SHADES
SHALL I tell you, then, how it is?—
There came a cloven gleam
Like a tongue of darkened flame
To flicker in me.
And so I seem
To have you still the same
In one world with me.
In the flicker of a flower,
In a worm that is blind, yet strives,
In a mouse that pauses to listen
Glimmers our
Shadow; yet it deprives
Them none of their glisten.
In every shaken morsel
I see our shadow tremble
As if it rippled from out of us hand in hand.

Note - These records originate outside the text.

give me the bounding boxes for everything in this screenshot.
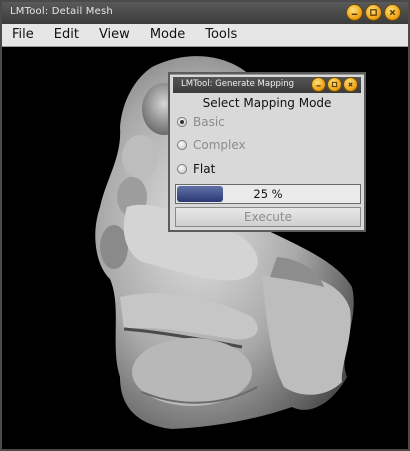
option-basic-label: Basic — [193, 115, 225, 129]
menu-bar: File Edit View Mode Tools — [2, 24, 408, 47]
menu-tools[interactable]: Tools — [195, 24, 247, 46]
menu-edit[interactable]: Edit — [44, 24, 89, 46]
radio-flat[interactable] — [177, 164, 187, 174]
window-controls — [347, 5, 400, 20]
dialog-heading: Select Mapping Mode — [202, 96, 332, 110]
maximize-icon[interactable] — [366, 5, 381, 20]
progress-bar: 25 % — [175, 184, 361, 204]
radio-complex[interactable] — [177, 140, 187, 150]
generate-mapping-dialog: LMTool: Generate Mapping Select Mapping … — [168, 72, 366, 232]
close-icon[interactable] — [344, 78, 357, 91]
option-complex[interactable]: Complex — [177, 138, 246, 152]
menu-mode[interactable]: Mode — [140, 24, 195, 46]
option-basic[interactable]: Basic — [177, 115, 225, 129]
minimize-icon[interactable] — [347, 5, 362, 20]
menu-file[interactable]: File — [2, 24, 44, 46]
dialog-controls — [312, 78, 357, 91]
window-title: LMTool: Detail Mesh — [10, 6, 113, 17]
option-flat-label: Flat — [193, 162, 216, 176]
window-titlebar[interactable]: LMTool: Detail Mesh — [2, 2, 408, 25]
dialog-titlebar[interactable]: LMTool: Generate Mapping — [173, 77, 361, 93]
execute-button[interactable]: Execute — [175, 207, 361, 227]
minimize-icon[interactable] — [312, 78, 325, 91]
option-flat[interactable]: Flat — [177, 162, 215, 176]
dialog-title: LMTool: Generate Mapping — [181, 79, 295, 89]
close-icon[interactable] — [385, 5, 400, 20]
menu-view[interactable]: View — [89, 24, 140, 46]
radio-basic[interactable] — [177, 117, 187, 127]
maximize-icon[interactable] — [328, 78, 341, 91]
progress-text: 25 % — [253, 187, 283, 201]
option-complex-label: Complex — [193, 138, 246, 152]
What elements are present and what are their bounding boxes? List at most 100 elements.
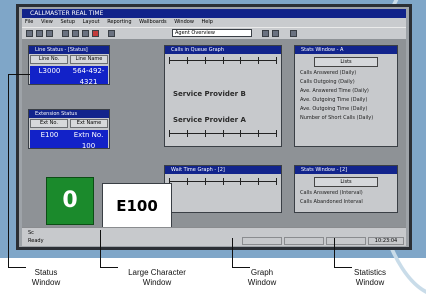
status-leader-vertical <box>8 74 9 268</box>
menu-wallboards[interactable]: Wallboards <box>139 19 167 25</box>
large-character-window[interactable]: E100 <box>102 183 172 229</box>
save-icon[interactable] <box>36 30 43 37</box>
window-titlebar: CALLMASTER REAL TIME <box>22 9 406 18</box>
stats-window-top[interactable]: Stats Window - A Lists Calls Answered (D… <box>294 45 398 147</box>
graph-tick <box>240 57 241 64</box>
graph-tick <box>169 57 170 64</box>
status-window-title: Line Status - [Status] <box>29 46 109 54</box>
graph-tick <box>169 130 170 137</box>
lists-button[interactable]: Lists <box>314 177 378 187</box>
stats-icon[interactable] <box>82 30 89 37</box>
graph-tick <box>223 57 224 64</box>
status-window-header: Line No. Line Name <box>29 54 109 65</box>
line-no-header[interactable]: Line No. <box>30 55 68 64</box>
extension-window-title: Extension Status <box>29 110 109 118</box>
stats-leader <box>334 238 335 268</box>
stat-line: Calls Answered (Interval) <box>300 190 363 196</box>
graph-scale-top <box>169 57 277 64</box>
view-select[interactable]: Agent Overview <box>172 29 252 37</box>
line-no-cell: L3000 <box>38 67 61 75</box>
status-icon[interactable] <box>62 30 69 37</box>
status-panel <box>242 237 282 245</box>
green-counter-window[interactable]: 0 <box>46 177 94 225</box>
help-icon[interactable] <box>290 30 297 37</box>
menu-view[interactable]: View <box>41 19 53 25</box>
graph-tick <box>205 57 206 64</box>
status-panel <box>326 237 366 245</box>
stat-line: Calls Outgoing (Daily) <box>300 79 355 85</box>
graph-tick <box>205 178 206 185</box>
status-window[interactable]: Line Status - [Status] Line No. Line Nam… <box>28 45 110 85</box>
graph-scale-bottom <box>169 130 277 137</box>
stat-line: Ave. Outgoing Time (Daily) <box>300 106 368 112</box>
status-bar: Sc Ready 10:23:04 <box>22 227 406 246</box>
menu-setup[interactable]: Setup <box>60 19 75 25</box>
line-name-header[interactable]: Line Name <box>70 55 108 64</box>
graph-window-top[interactable]: Calls in Queue Graph Service Provider B … <box>164 45 282 147</box>
monitor-screen: CALLMASTER REAL TIME File View Setup Lay… <box>16 4 412 250</box>
provider-a-label: Service Provider A <box>173 116 246 124</box>
graph-tick <box>258 57 259 64</box>
status-time: 10:23:04 <box>368 237 404 245</box>
status-row[interactable]: L3000 564-492-4321 <box>30 66 108 85</box>
graph-leader <box>232 238 233 268</box>
graph-scale <box>169 178 277 185</box>
stats-window-bottom-title: Stats Window - [2] <box>295 166 397 174</box>
stat-line: Ave. Answered Time (Daily) <box>300 88 369 94</box>
stats-window-title: Stats Window - A <box>295 46 397 54</box>
stats-window-bottom[interactable]: Stats Window - [2] Lists Calls Answered … <box>294 165 398 213</box>
graph-tick <box>240 178 241 185</box>
print-preview-icon[interactable] <box>272 30 279 37</box>
graph-tick <box>258 130 259 137</box>
extension-window[interactable]: Extension Status Ext No. Ext Name E100 E… <box>28 109 110 149</box>
layout-icon[interactable] <box>108 30 115 37</box>
menu-file[interactable]: File <box>25 19 33 25</box>
graph-tick <box>187 57 188 64</box>
status-leader-horizontal <box>8 74 30 75</box>
menu-help[interactable]: Help <box>202 19 213 25</box>
ext-no-header[interactable]: Ext No. <box>30 119 68 128</box>
display-icon[interactable] <box>262 30 269 37</box>
menu-bar: File View Setup Layout Reporting Wallboa… <box>22 18 406 27</box>
print-icon[interactable] <box>46 30 53 37</box>
status-window-label: Status Window <box>31 268 61 287</box>
graph-tick <box>240 130 241 137</box>
graph-tick <box>258 178 259 185</box>
graph-tick <box>187 130 188 137</box>
graph-icon[interactable] <box>72 30 79 37</box>
graph-tick <box>223 178 224 185</box>
statistics-window-label: Statistics Window <box>353 268 386 287</box>
application-window: CALLMASTER REAL TIME File View Setup Lay… <box>22 9 406 246</box>
menu-window[interactable]: Window <box>174 19 194 25</box>
lists-button[interactable]: Lists <box>314 57 378 67</box>
stat-line: Ave. Outgoing Time (Daily) <box>300 97 368 103</box>
stat-line: Number of Short Calls (Daily) <box>300 115 374 121</box>
graph-window-title: Calls in Queue Graph <box>165 46 281 54</box>
large-character-label: Large Character Window <box>128 268 186 287</box>
stat-line: Calls Abandoned Interval <box>300 199 363 205</box>
menu-reporting[interactable]: Reporting <box>107 19 131 25</box>
large-char-leader <box>100 230 101 268</box>
ext-name-header[interactable]: Ext Name <box>70 119 108 128</box>
graph-tick <box>205 130 206 137</box>
stop-icon[interactable] <box>92 30 99 37</box>
graph-tick <box>276 130 277 137</box>
stat-line: Calls Answered (Daily) <box>300 70 357 76</box>
provider-b-label: Service Provider B <box>173 90 246 98</box>
line-name-cell: 564-492-4321 <box>72 67 105 85</box>
graph-tick <box>276 57 277 64</box>
open-icon[interactable] <box>26 30 33 37</box>
graph-window-label: Graph Window <box>247 268 277 287</box>
extension-window-header: Ext No. Ext Name <box>29 118 109 129</box>
task-item[interactable]: Sc <box>24 230 408 237</box>
graph-window-bottom[interactable]: Wait Time Graph - [2] <box>164 165 282 213</box>
menu-layout[interactable]: Layout <box>83 19 100 25</box>
graph-tick <box>223 130 224 137</box>
graph-tick <box>187 178 188 185</box>
graph-tick <box>276 178 277 185</box>
status-ready-text: Ready <box>28 238 44 244</box>
status-panel <box>284 237 324 245</box>
extension-row[interactable]: E100 Extn No. 100 <box>30 130 108 148</box>
graph-window-bottom-title: Wait Time Graph - [2] <box>165 166 281 174</box>
figure: CALLMASTER REAL TIME File View Setup Lay… <box>0 0 426 305</box>
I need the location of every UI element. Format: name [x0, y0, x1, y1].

As if it were part and parcel,
One shadow, and we need not dissemble
Our darkness: do you understand?
For I have told you plainly how it is.
BREAD UPON THE WATERS.
SO you are lost to me!
Ah you, you ear of corn straight lying,
What food is this for the darkly flying
Fowls of the Afterwards!
White bread afloat on the waters,
Cast out by the hand that scatters
Food untowards,
Will you come back when the tide turns?
After many days? My heart yearns
To know.
Will you return after many days
To say your say as a traveller says,
More marvel than woe?
Drift then, for the sightless birds
And the fish in shadow-waved herds
To approach you.
Drift then, bread cast out;
Drift, lest I fall in doubt,
And reproach you.
For you are lost to me!
RUINATION
THE sun is bleeding its fires upon the mist
That huddles in grey heaps coiling and holding
back.
Like cliffs abutting in shadow a drear grey sea
Some street-ends thrust forward their stack.
On the misty waste-lands, away from the flushing grey
Of the morning the elms are loftily dimmed, and tall
As if moving in air towards us, tall angels
Of darkness advancing steadily over us all.